Por encima de sus muchas diferencias los gobiernos que emergieron de esas crisis
presentan dos aspectos en común: 1) todos ellos son resultado de procesos electorales
democráticos que permitieron a las mayorías populares expresar libremente sus
preferencias políticas y sociales y sobre todo su repudio a los experimentos
neoliberales responsables del desastre; 2) todos ellos asumen que el estado está
llamado a desempeñar un papel estratégico en la regulación del mercado, en la
promoción del desarrollo y del bienestar social operando directa o indirectamente en
sectores considerados clave para el logro de esos fines y una articulación más
equilibrada en los escenarios internacionales. La política y el estado han dejado de ser
vistos como obstáculos al progreso para volver a ser encarados como otras tantas
herramientas que habrán de impulsar, en regímenes políticos democráticos, el diseño y
ejecución de estrategias y políticas que se hacen cargo de las aspiraciones de las
mayorías nacionales al bienestar y una participación más justa en los frutos de los
esfuerzos comunes –una mejor compatibilidad entre acumulación y distribución.
Se convirtió en uso frecuente referirse a estos cambios como “el regreso del estado”. El
estado que se habría ido en los años ochentas y noventas del siglo recién pasado
cediendo espacios al mercado, volvería ahora para asumir funciones y
responsabilidades abandonadas.
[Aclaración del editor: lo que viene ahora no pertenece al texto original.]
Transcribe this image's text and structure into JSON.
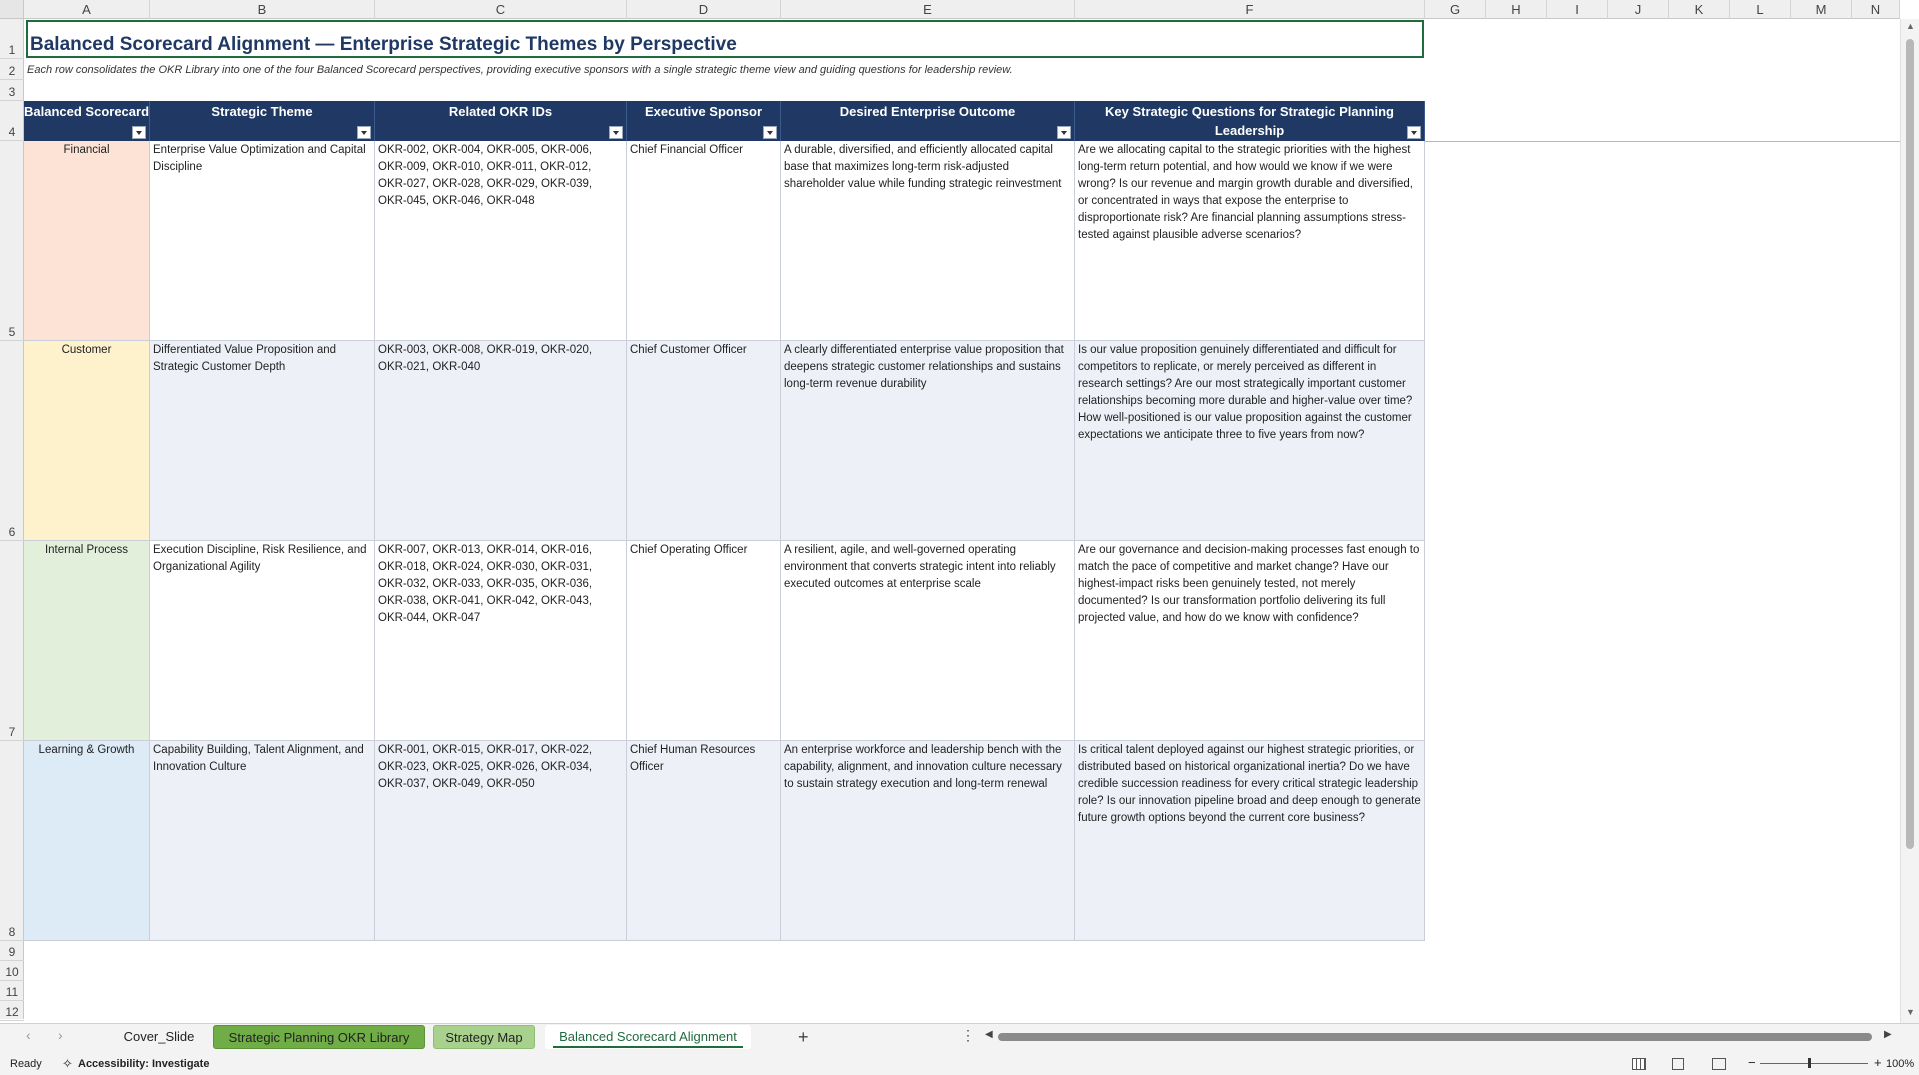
{
  "columns": [
    "A",
    "B",
    "C",
    "D",
    "E",
    "F",
    "G",
    "H",
    "I",
    "J",
    "K",
    "L",
    "M",
    "N"
  ],
  "rows": [
    "1",
    "2",
    "3",
    "4",
    "5",
    "6",
    "7",
    "8",
    "9",
    "10",
    "11",
    "12"
  ],
  "title": "Balanced Scorecard Alignment — Enterprise Strategic Themes by Perspective",
  "subtitle": "Each row consolidates the OKR Library into one of the four Balanced Scorecard perspectives, providing executive sponsors with a single strategic theme view and guiding questions for leadership review.",
  "headers": [
    "Balanced Scorecard",
    "Strategic Theme",
    "Related OKR IDs",
    "Executive Sponsor",
    "Desired Enterprise Outcome",
    "Key Strategic Questions for Strategic Planning Leadership"
  ],
  "table": [
    {
      "perspective": "Financial",
      "theme": "Enterprise Value Optimization and Capital Discipline",
      "okrs": "OKR-002, OKR-004, OKR-005, OKR-006, OKR-009, OKR-010, OKR-011, OKR-012, OKR-027, OKR-028, OKR-029, OKR-039, OKR-045, OKR-046, OKR-048",
      "sponsor": "Chief Financial Officer",
      "outcome": "A durable, diversified, and efficiently allocated capital base that maximizes long-term risk-adjusted shareholder value while funding strategic reinvestment",
      "questions": "Are we allocating capital to the strategic priorities with the highest long-term return potential, and how would we know if we were wrong? Is our revenue and margin growth durable and diversified, or concentrated in ways that expose the enterprise to disproportionate risk? Are financial planning assumptions stress-tested against plausible adverse scenarios?"
    },
    {
      "perspective": "Customer",
      "theme": "Differentiated Value Proposition and Strategic Customer Depth",
      "okrs": "OKR-003, OKR-008, OKR-019, OKR-020, OKR-021, OKR-040",
      "sponsor": "Chief Customer Officer",
      "outcome": "A clearly differentiated enterprise value proposition that deepens strategic customer relationships and sustains long-term revenue durability",
      "questions": "Is our value proposition genuinely differentiated and difficult for competitors to replicate, or merely perceived as different in research settings? Are our most strategically important customer relationships becoming more durable and higher-value over time? How well-positioned is our value proposition against the customer expectations we anticipate three to five years from now?"
    },
    {
      "perspective": "Internal Process",
      "theme": "Execution Discipline, Risk Resilience, and Organizational Agility",
      "okrs": "OKR-007, OKR-013, OKR-014, OKR-016, OKR-018, OKR-024, OKR-030, OKR-031, OKR-032, OKR-033, OKR-035, OKR-036, OKR-038, OKR-041, OKR-042, OKR-043, OKR-044, OKR-047",
      "sponsor": "Chief Operating Officer",
      "outcome": "A resilient, agile, and well-governed operating environment that converts strategic intent into reliably executed outcomes at enterprise scale",
      "questions": "Are our governance and decision-making processes fast enough to match the pace of competitive and market change? Have our highest-impact risks been genuinely tested, not merely documented? Is our transformation portfolio delivering its full projected value, and how do we know with confidence?"
    },
    {
      "perspective": "Learning & Growth",
      "theme": "Capability Building, Talent Alignment, and Innovation Culture",
      "okrs": "OKR-001, OKR-015, OKR-017, OKR-022, OKR-023, OKR-025, OKR-026, OKR-034, OKR-037, OKR-049, OKR-050",
      "sponsor": "Chief Human Resources Officer",
      "outcome": "An enterprise workforce and leadership bench with the capability, alignment, and innovation culture necessary to sustain strategy execution and long-term renewal",
      "questions": "Is critical talent deployed against our highest strategic priorities, or distributed based on historical organizational inertia? Do we have credible succession readiness for every critical strategic leadership role? Is our innovation pipeline broad and deep enough to generate future growth options beyond the current core business?"
    }
  ],
  "perspective_colors": [
    "#fde3d6",
    "#fdf2cc",
    "#e2efda",
    "#ddebf7"
  ],
  "accent": "#1f3864",
  "sheet_tabs": [
    "Cover_Slide",
    "Strategic Planning OKR Library",
    "Strategy Map",
    "Balanced Scorecard Alignment"
  ],
  "add_sheet_label": "+",
  "status": {
    "ready": "Ready",
    "accessibility": "Accessibility: Investigate",
    "zoom": "100%"
  }
}
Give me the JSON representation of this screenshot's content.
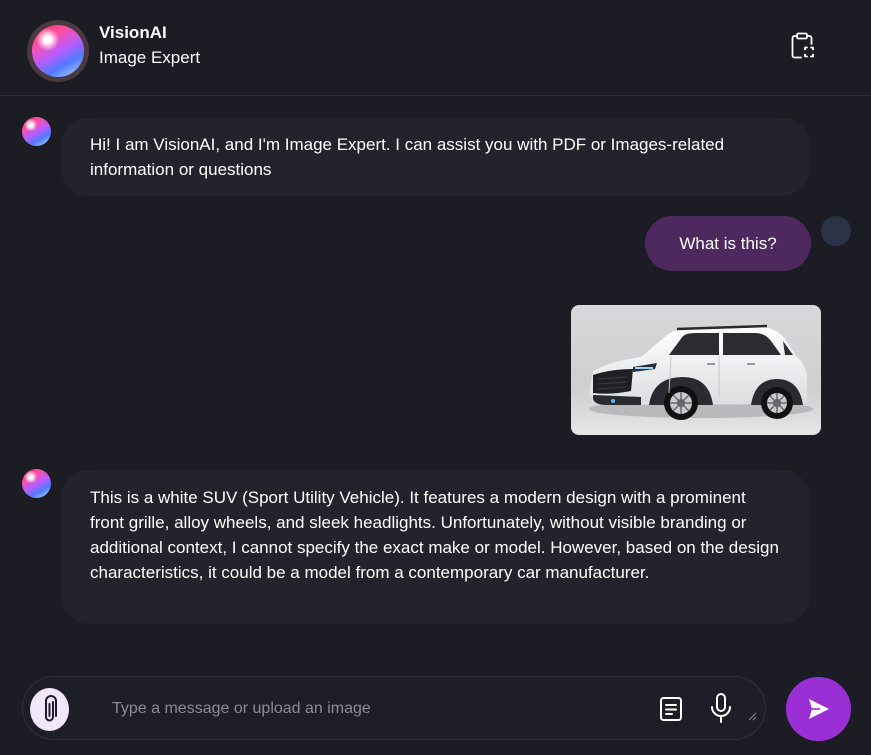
{
  "header": {
    "title": "VisionAI",
    "subtitle": "Image Expert",
    "icons": [
      "assistant-orb-icon",
      "clipboard-icon"
    ]
  },
  "messages": [
    {
      "role": "bot",
      "text": "Hi! I am VisionAI, and I'm Image Expert. I can assist you with PDF or Images-related information or questions"
    },
    {
      "role": "user",
      "text": "What is this?"
    },
    {
      "role": "user-image",
      "subject": "white SUV"
    },
    {
      "role": "bot",
      "text": "This is a white SUV (Sport Utility Vehicle). It features a modern design with a prominent front grille, alloy wheels, and sleek headlights. Unfortunately, without visible branding or additional context, I cannot specify the exact make or model. However, based on the design characteristics, it could be a model from a contemporary car manufacturer."
    }
  ],
  "composer": {
    "placeholder": "Type a message or upload an image",
    "value": "",
    "icons": [
      "paperclip-icon",
      "document-icon",
      "microphone-icon",
      "send-icon"
    ]
  },
  "colors": {
    "background": "#1b1c24",
    "bot_bubble": "#22232d",
    "user_bubble": "#4d2960",
    "send_button": "#9b2fd6",
    "attach_button": "#f1e6fb"
  }
}
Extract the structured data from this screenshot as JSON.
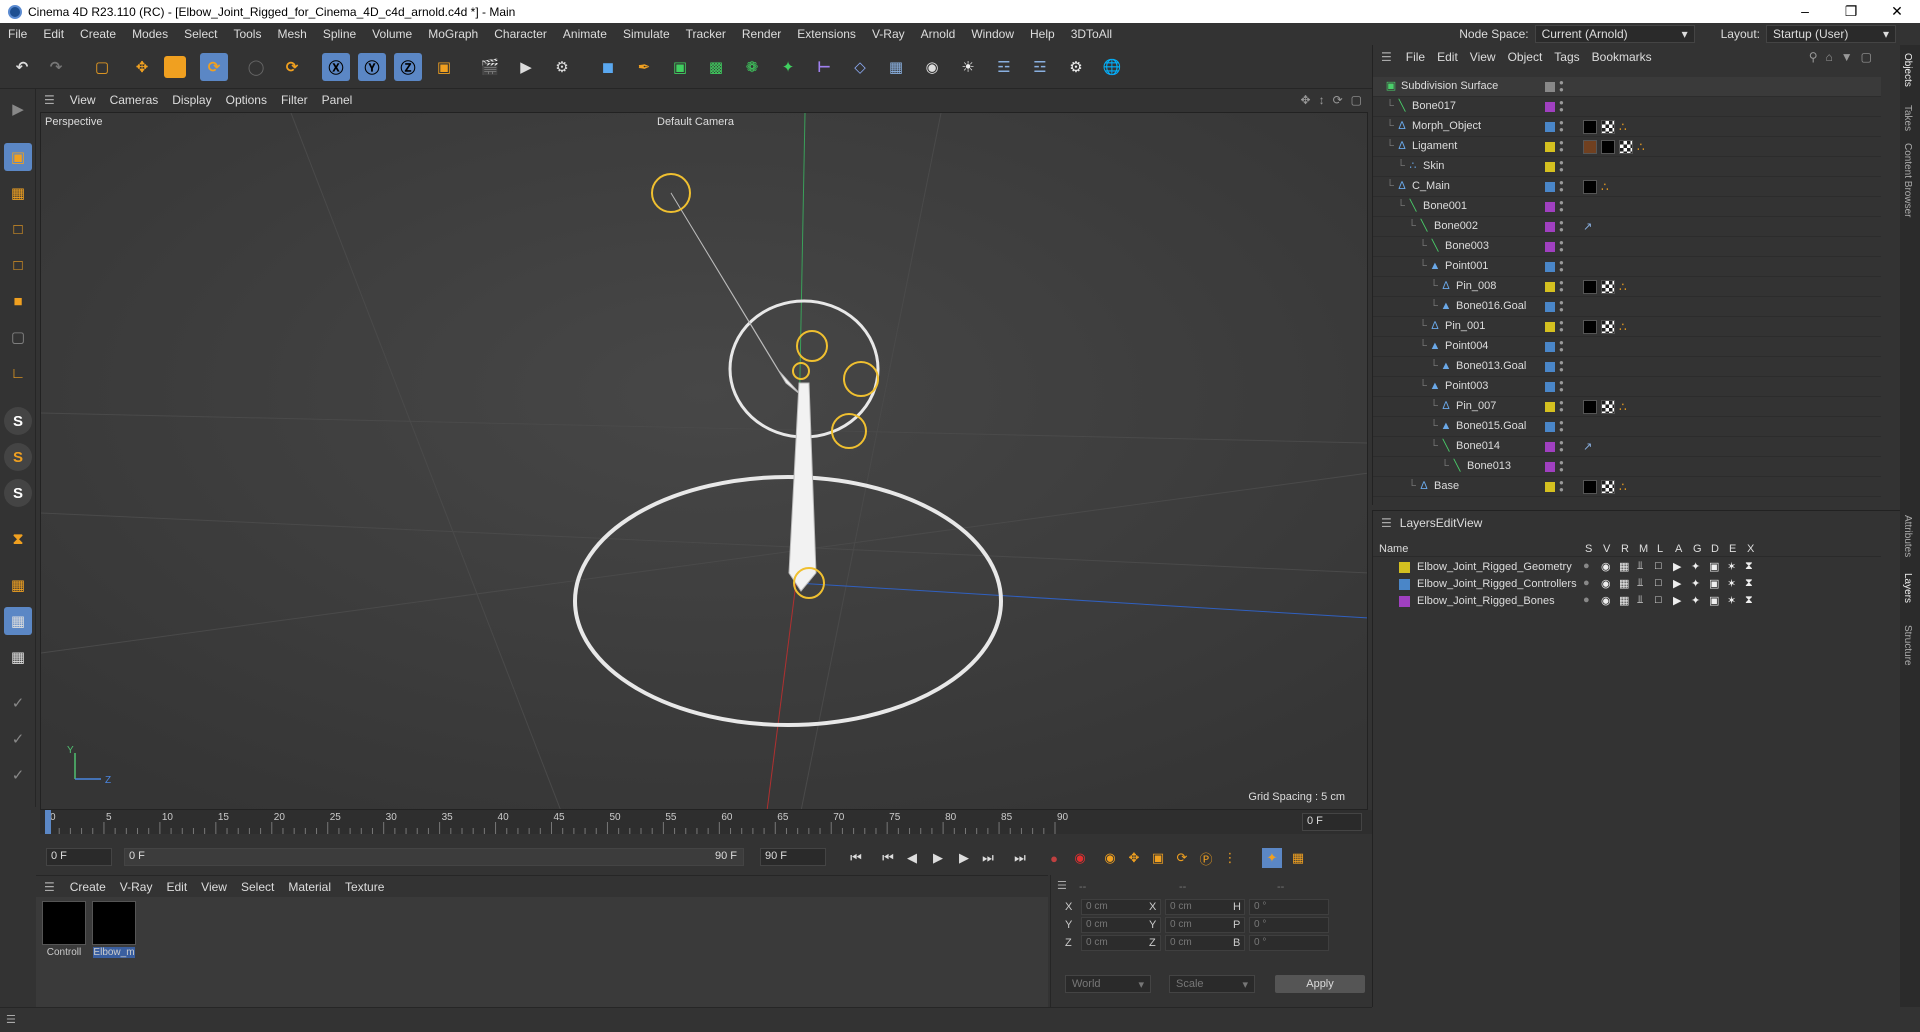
{
  "window": {
    "title": "Cinema 4D R23.110 (RC) - [Elbow_Joint_Rigged_for_Cinema_4D_c4d_arnold.c4d *] - Main"
  },
  "menu": {
    "items": [
      "File",
      "Edit",
      "Create",
      "Modes",
      "Select",
      "Tools",
      "Mesh",
      "Spline",
      "Volume",
      "MoGraph",
      "Character",
      "Animate",
      "Simulate",
      "Tracker",
      "Render",
      "Extensions",
      "V-Ray",
      "Arnold",
      "Window",
      "Help",
      "3DToAll"
    ],
    "node_space_label": "Node Space:",
    "node_space_value": "Current (Arnold)",
    "layout_label": "Layout:",
    "layout_value": "Startup (User)"
  },
  "viewport_menu": [
    "View",
    "Cameras",
    "Display",
    "Options",
    "Filter",
    "Panel"
  ],
  "viewport": {
    "label": "Perspective",
    "camera": "Default Camera",
    "grid_spacing": "Grid Spacing : 5 cm",
    "axis_y": "Y",
    "axis_z": "Z"
  },
  "timeline": {
    "ticks": [
      "0",
      "5",
      "10",
      "15",
      "20",
      "25",
      "30",
      "35",
      "40",
      "45",
      "50",
      "55",
      "60",
      "65",
      "70",
      "75",
      "80",
      "85",
      "90"
    ],
    "current_frame": "0 F",
    "start_field": "0 F",
    "range_start": "0 F",
    "range_end": "90 F",
    "end_field": "90 F",
    "right_field": "0 F"
  },
  "material_menu": [
    "Create",
    "V-Ray",
    "Edit",
    "View",
    "Select",
    "Material",
    "Texture"
  ],
  "materials": [
    {
      "name": "Controll"
    },
    {
      "name": "Elbow_m"
    }
  ],
  "coords": {
    "headers": [
      "--",
      "--",
      "--"
    ],
    "rows": [
      {
        "a": "X",
        "av": "0 cm",
        "b": "X",
        "bv": "0 cm",
        "c": "H",
        "cv": "0 °"
      },
      {
        "a": "Y",
        "av": "0 cm",
        "b": "Y",
        "bv": "0 cm",
        "c": "P",
        "cv": "0 °"
      },
      {
        "a": "Z",
        "av": "0 cm",
        "b": "Z",
        "bv": "0 cm",
        "c": "B",
        "cv": "0 °"
      }
    ],
    "world": "World",
    "scale": "Scale",
    "apply": "Apply"
  },
  "object_manager": {
    "menu": [
      "File",
      "Edit",
      "View",
      "Object",
      "Tags",
      "Bookmarks"
    ],
    "objects": [
      {
        "name": "Subdivision Surface",
        "depth": 0,
        "icon": "subdivision-icon",
        "color": "#4ad06a",
        "layer": "#888888"
      },
      {
        "name": "Bone017",
        "depth": 1,
        "icon": "bone-icon",
        "color": "#4ad06a",
        "layer": "#a040c0"
      },
      {
        "name": "Morph_Object",
        "depth": 1,
        "icon": "null-icon",
        "color": "#6aa8e8",
        "layer": "#4a86c8"
      },
      {
        "name": "Ligament",
        "depth": 1,
        "icon": "null-icon",
        "color": "#6aa8e8",
        "layer": "#d4c020"
      },
      {
        "name": "Skin",
        "depth": 2,
        "icon": "skin-icon",
        "color": "#6aa8e8",
        "layer": "#d4c020"
      },
      {
        "name": "C_Main",
        "depth": 1,
        "icon": "null-icon",
        "color": "#6aa8e8",
        "layer": "#4a86c8"
      },
      {
        "name": "Bone001",
        "depth": 2,
        "icon": "bone-icon",
        "color": "#4ad06a",
        "layer": "#a040c0"
      },
      {
        "name": "Bone002",
        "depth": 3,
        "icon": "bone-icon",
        "color": "#4ad06a",
        "layer": "#a040c0"
      },
      {
        "name": "Bone003",
        "depth": 4,
        "icon": "bone-icon",
        "color": "#4ad06a",
        "layer": "#a040c0"
      },
      {
        "name": "Point001",
        "depth": 4,
        "icon": "point-icon",
        "color": "#6aa8e8",
        "layer": "#4a86c8"
      },
      {
        "name": "Pin_008",
        "depth": 5,
        "icon": "null-icon",
        "color": "#6aa8e8",
        "layer": "#d4c020"
      },
      {
        "name": "Bone016.Goal",
        "depth": 5,
        "icon": "point-icon",
        "color": "#6aa8e8",
        "layer": "#4a86c8"
      },
      {
        "name": "Pin_001",
        "depth": 4,
        "icon": "null-icon",
        "color": "#6aa8e8",
        "layer": "#d4c020"
      },
      {
        "name": "Point004",
        "depth": 4,
        "icon": "point-icon",
        "color": "#6aa8e8",
        "layer": "#4a86c8"
      },
      {
        "name": "Bone013.Goal",
        "depth": 5,
        "icon": "point-icon",
        "color": "#6aa8e8",
        "layer": "#4a86c8"
      },
      {
        "name": "Point003",
        "depth": 4,
        "icon": "point-icon",
        "color": "#6aa8e8",
        "layer": "#4a86c8"
      },
      {
        "name": "Pin_007",
        "depth": 5,
        "icon": "null-icon",
        "color": "#6aa8e8",
        "layer": "#d4c020"
      },
      {
        "name": "Bone015.Goal",
        "depth": 5,
        "icon": "point-icon",
        "color": "#6aa8e8",
        "layer": "#4a86c8"
      },
      {
        "name": "Bone014",
        "depth": 5,
        "icon": "bone-icon",
        "color": "#4ad06a",
        "layer": "#a040c0"
      },
      {
        "name": "Bone013",
        "depth": 6,
        "icon": "bone-icon",
        "color": "#4ad06a",
        "layer": "#a040c0"
      },
      {
        "name": "Base",
        "depth": 3,
        "icon": "null-icon",
        "color": "#6aa8e8",
        "layer": "#d4c020"
      }
    ]
  },
  "layers": {
    "menu": [
      "Layers",
      "Edit",
      "View"
    ],
    "header": {
      "name": "Name",
      "cols": [
        "S",
        "V",
        "R",
        "M",
        "L",
        "A",
        "G",
        "D",
        "E",
        "X"
      ]
    },
    "rows": [
      {
        "name": "Elbow_Joint_Rigged_Geometry",
        "color": "#d4c020"
      },
      {
        "name": "Elbow_Joint_Rigged_Controllers",
        "color": "#4a86c8"
      },
      {
        "name": "Elbow_Joint_Rigged_Bones",
        "color": "#a040c0"
      }
    ]
  },
  "right_tabs": [
    "Objects",
    "Takes",
    "Content Browser",
    "Attributes",
    "Layers",
    "Structure"
  ]
}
La expresión tiene valor gráfico pero es insatisfactoria
por varias razones.
“Mercado” y “Estado” son estructuras de poder generadas por la interacción de los
actores sociales en función de sus respectivos objetivos e intereses y de los recursos
que movilizan: producción e intercambio de mercancías y maximización de la ganancia
económica en un caso, constitución de un orden político estable de cooperación y
mando en el otro. La metáfora del estado que “va” o “viene” no permite ver que los
cambios en los objetivos y estilos de acción estatal responden siempre en el fondo a
cambios en las relaciones de poder entre actores sociales y a la eficacia de las fuerzas
políticas que las expresan en los parlamentos, administraciones, tribunales, medios de
comunicación, instituciones educativas y otros ámbitos y recursos de poder, presentan
sus objetivos e intereses particulares como expresión de los intereses generales.
Hablar sin más de un “regreso del estado” también es engañoso porque favorece la
imagen de una especie de marcha hacia atrás después de una década o más de
supuesta ausencia, algo así como la pretensión de regresar al pasado inmediatamente
anterior a la entronización del neoliberalismo, en el ejercicio de una pendularidad
permanente producto de los cambiantes humores de la sociedad. Las cosas no son así,
por supuesto; el estado que hoy despliega intervenciones directas, regulaciones y
reorientaciones de los procesos de acumulación y distribución de excedentes no es el
estado desarrollista o populista de la segunda mitad del siglo veinte, por más que
algunas de sus modalidades de gestión, y sobre todo algunos de los objetivos de sus
estrategias y políticas guarden ciertas similitudes con los de aquel capitalismo más
equilibrado y distributivo que fue decisivo en la democratización y la industrialización
de un buen número de sociedades latinoamericanas.